Über die Wucht der menschlichen Stimme im technischen Apparat machte sich schon Kulturkritiker Walter Benjamin Gedanken. „Ich war gnadenlos der Stimme ausgeliefert, die da sprach. Nichts war, was die unheimliche Gewalt, mit der sie auf mich eindrang, milderte.“ Diese Stimme macht sogar seine Überlegungen nichtig. „Ich übergab mich dem ersten besten Vorschlag, der durch das Telefon an mich erging“, heißt es in einer Erinnerung an seine Kindheit. Auch er, der sonst so kritisch war, wäre wohl willfähriges Opfer der Smart-Phone-Manie geworden.
Zumal in Zeiten der Liebe. Und um die geht's, wenn sich Popmusik mit dem Telefon beschäftigt. Jeff Lynne lieferte 1976 mit „Telephone Line“ einen Klassiker. Dabei passte er die Oszillatoren der für das Intro verwendeten Moog-Synthesizer genau ans amerikanische Telefonläuten der Siebziger an. Typisch für den Perfektionisten Lynne. Diesen Hit hatte er auch nun, bei seinem allerersten Konzert in Österreich, parat. Mit quenglig verliebter Stimme drückte er in der Wiener Stadthalle auf die Tränendrüse. Dringlicher klingt auch aktuelle Smart-Phone-Erotik, etwa bei Drakes „Hotline Bling“ oder Adeles „Hello“, nicht.

Grenzenloser Jubel in Wien

Erstaunlich, wie die Mischung aus Prog-Rock-Elementen, Klassik-Einschüben und süßen Melodien immer noch ins Blut geht, zumal ELO mit ihrem orchestralen Rock bei Aufkommen von Punk und New Wave so out waren wie kaum je eine Band zuvor. Dabei lieferten sie nichts als Qualität. Das 1970 gegründete Electric Light Orchestra wollte weitermachen, wo die Beatles aufgehört hatten. Das glückte mit Bravour. Lennon nannte ELO „sons of the Beatles“. Nach Lennons Tod produzierte Lynne zwei unveröffentlichte Beatles-Songs.

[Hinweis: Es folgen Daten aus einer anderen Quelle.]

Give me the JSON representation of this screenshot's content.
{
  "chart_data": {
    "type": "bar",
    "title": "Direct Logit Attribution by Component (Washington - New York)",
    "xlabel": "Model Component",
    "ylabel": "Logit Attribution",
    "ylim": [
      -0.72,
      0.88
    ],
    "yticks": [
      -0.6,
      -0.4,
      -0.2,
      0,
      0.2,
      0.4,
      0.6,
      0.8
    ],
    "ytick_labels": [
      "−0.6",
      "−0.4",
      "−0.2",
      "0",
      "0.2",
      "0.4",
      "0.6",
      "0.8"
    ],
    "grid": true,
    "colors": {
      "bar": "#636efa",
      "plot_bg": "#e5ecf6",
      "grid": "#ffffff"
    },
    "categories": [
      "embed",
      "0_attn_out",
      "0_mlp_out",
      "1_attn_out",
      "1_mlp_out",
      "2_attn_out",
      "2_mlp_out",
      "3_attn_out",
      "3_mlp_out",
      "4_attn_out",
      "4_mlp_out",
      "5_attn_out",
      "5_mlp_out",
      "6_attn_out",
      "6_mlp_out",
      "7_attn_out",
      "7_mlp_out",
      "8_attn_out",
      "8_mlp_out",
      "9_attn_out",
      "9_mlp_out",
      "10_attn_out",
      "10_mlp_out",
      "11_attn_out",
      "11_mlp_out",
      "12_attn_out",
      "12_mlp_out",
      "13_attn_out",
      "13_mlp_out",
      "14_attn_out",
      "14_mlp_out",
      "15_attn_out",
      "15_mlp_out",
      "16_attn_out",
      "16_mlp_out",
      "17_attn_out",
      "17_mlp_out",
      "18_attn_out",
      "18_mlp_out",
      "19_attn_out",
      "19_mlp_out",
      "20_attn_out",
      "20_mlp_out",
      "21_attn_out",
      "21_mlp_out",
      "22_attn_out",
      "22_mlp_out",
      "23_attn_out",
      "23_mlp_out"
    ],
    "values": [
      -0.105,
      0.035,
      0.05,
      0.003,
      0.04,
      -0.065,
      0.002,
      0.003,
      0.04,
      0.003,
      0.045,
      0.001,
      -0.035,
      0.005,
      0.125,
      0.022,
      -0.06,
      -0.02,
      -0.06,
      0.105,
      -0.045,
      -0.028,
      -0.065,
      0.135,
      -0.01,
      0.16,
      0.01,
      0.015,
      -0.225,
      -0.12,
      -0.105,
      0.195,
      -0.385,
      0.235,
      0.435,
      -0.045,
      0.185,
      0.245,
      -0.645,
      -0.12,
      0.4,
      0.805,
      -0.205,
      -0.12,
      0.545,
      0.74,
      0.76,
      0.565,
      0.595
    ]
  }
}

Mit George Harrison arbeitete er besonders eng zusammen. U. a. bei den von Lynne gegründeten Traveling Wilburys, in der auch Bob Dylan, Tom Petty und Roy Orbison zugange waren. Aus dieser Phase schwindelte Lynne das an die Ästhetik Roy Orbisons angelehnte „Handle With Care“ ins ELO-Programm.

Über den Musikern schwebte das Ufo-Logo, das auch das aktuelle Album „Alone In The Universe“ ziert. Von ihm hörte man nur das wehe „When I Was A Boy“, eine Ballade, die intensiv nach Lennon klingt. Auf ihrer Tour de force durch Hits von „Livin' Thing“ bis „Evil Woman“ ließ die Band einige aus – „Last Train To London“ nicht zu hören, tat weh. Die Stimmung im Saal war dennoch zu Recht euphorisch. Seltsam war bloß, dass (und da sind wir wieder beim Telefon) die Songerkennungs-App darauf bestand, Lieder aus dem vorjährigen „Live At The Wembley“ zu erkennen. Ein Schelm, der denkt, dass mit Playback manipuliert wurde. Wahrscheinlicher ist, dass ELO so perfekt spielten, dass die App versagte. Der Jubel war jedenfalls grenzenlos.